The SL.1 Akar (Gnat) was a Polish glider built to compete in the First Polish Glider Contest, held in 1923. It dominated the contest with its pilots achieving first and second places.
Reports of the first German glider contest, held at the Wasserkuppe in the late summer of 1920, generated considerable interest in Poland, leading to the First Polish Glider Contest at Czarna Góra between 30 August and 13 September 1923. The contest was not a great success, limited by novice designers and pilots and a poor site, but the SL.1 Akar was by far the most successful entrant. It was designed in 1922 by Adam Karpiński, a student in the Sekcja Lotnicza (SL), the aviation section of Warsaw Technical University and was built by other SL students.
The all-wood Akar was a cantilever monoplane with a three-part wing built around twin spars. The wing had a rectangular plan centre-section with trapezoidal outer panels and was fabric covered.
It was mounted on top of two parallel open frames, spaced about 2m (07feet) apart, forming its fuselage. These each had longitudinal straight upper and curved lower chords interconnected by short oblique web members and were braced together by three transverse struts. Two, one from each of the two forward-most web members, carried the pilot's seat. The chords of each frame converged at the rear, where the third transverse member carried the empennage. The tailplane was confined between the fuselage frames but the elevators projected beyond, carrying balances. There were no fins but twin roughly rectangular rudders. A forward cross-axle extending beyond the fuselage frames gave the large wheels a wide track and the upward-curving lower chords acted as skids to prevent nose-overs.
Though most of the gliders entered into the contest had not flown before its opening, the Akar had made its first flight on 24 August 1923, piloted by the designer's brother, Tadeusz. Seven flights were made before the contest began, flown by Karpiński and by Ryszard Bartel; the longest of these lasted 96 seconds and was made by Bartel. These test flights revealed good handling, with effective and balanced controls.
The Akar dominated the contest, flown both by Karpiński who was placed first and by Bartel, placed second. Its longest flight lasted 186 seconds; it made a flight of over 3km (02miles) and gained an altitude of 20m (70feet).

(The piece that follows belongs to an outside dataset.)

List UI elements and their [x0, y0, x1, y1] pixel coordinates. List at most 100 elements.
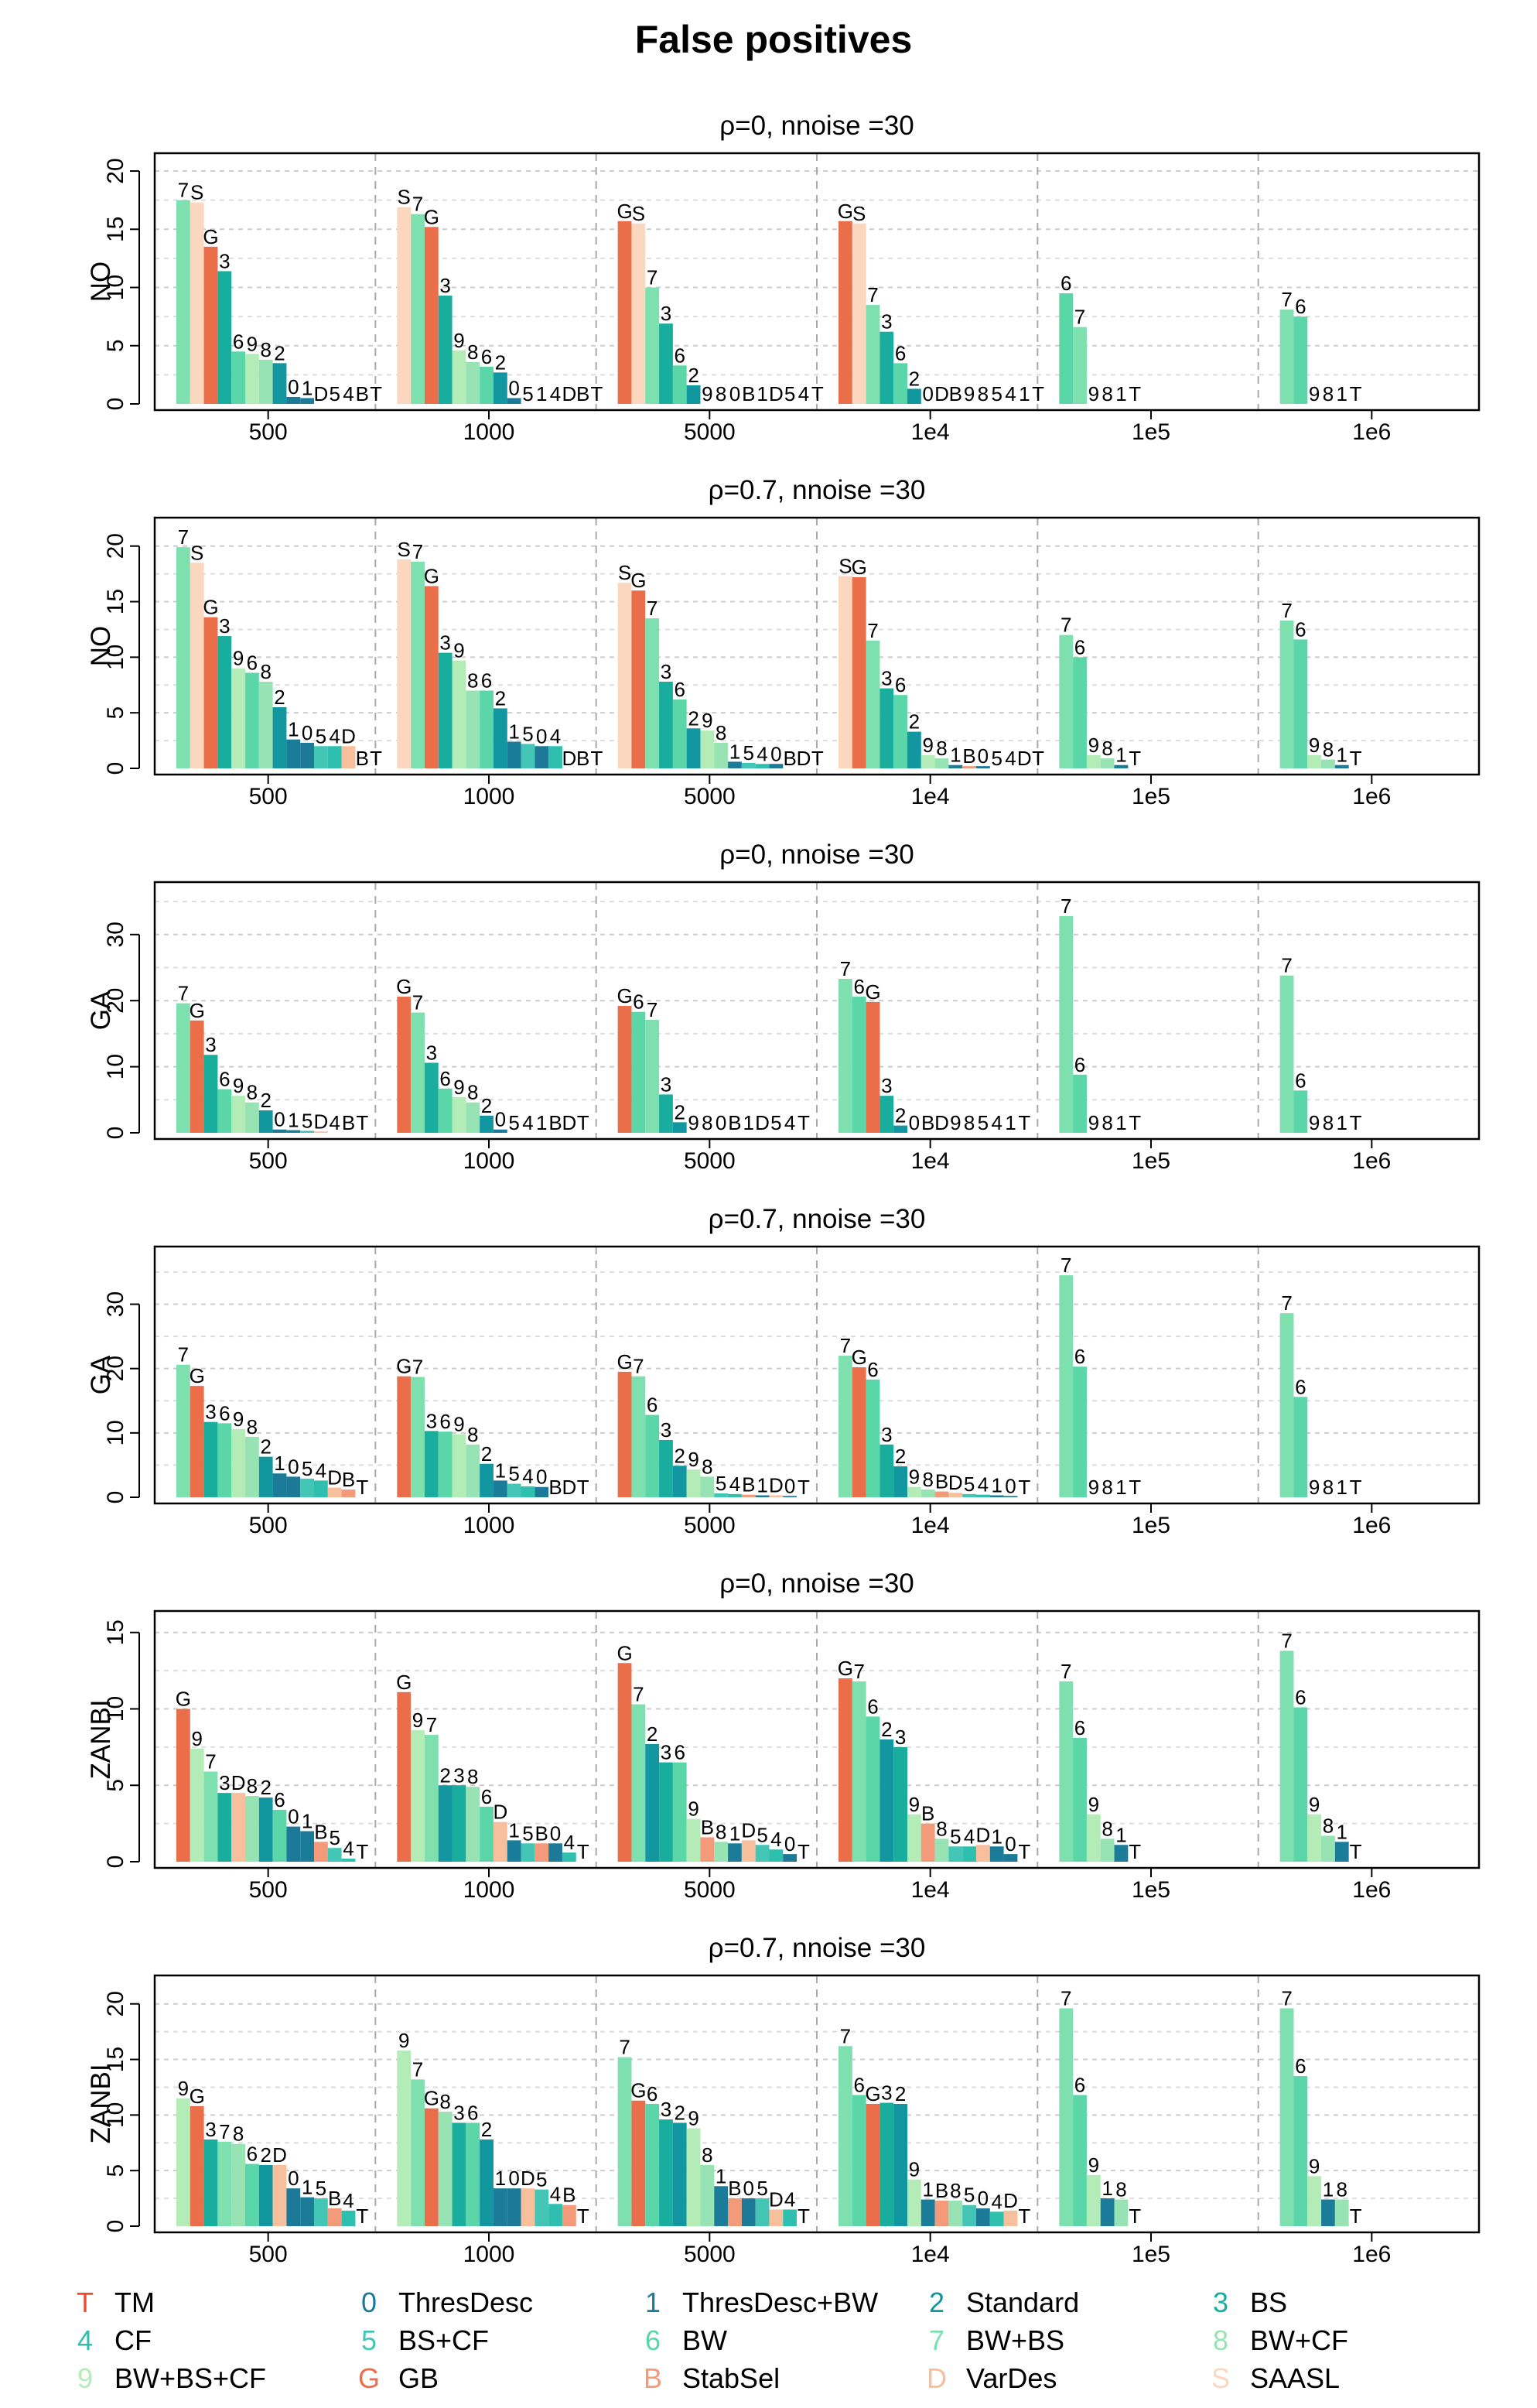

In the following spring the Akar was used by the SL to look for good gliding sites in the Babia Góra. Equipped with skis, it made a flight on 3 April 1924 (another source gives the date as 8 April) which lasted 325 s, covered about 2.5km (01.6miles) and set a Polish record which stood for over four years. It crashed either at the end of this flight or in a later one. After the crash, the glider was redesigned by Stanisław Prauss as the Akar II, with a rectangular section, ply-covered fuselage and a new empennage. It was entered for the Second Polish Polish Glider Contest of 1925, though it did not appear there. Though Cynk reports that the Akar II was built, another source claims that the students were blocked from using the University workshop and no rebuilding of the Akar occurred. Its remains were destroyed in the autumn of 1925.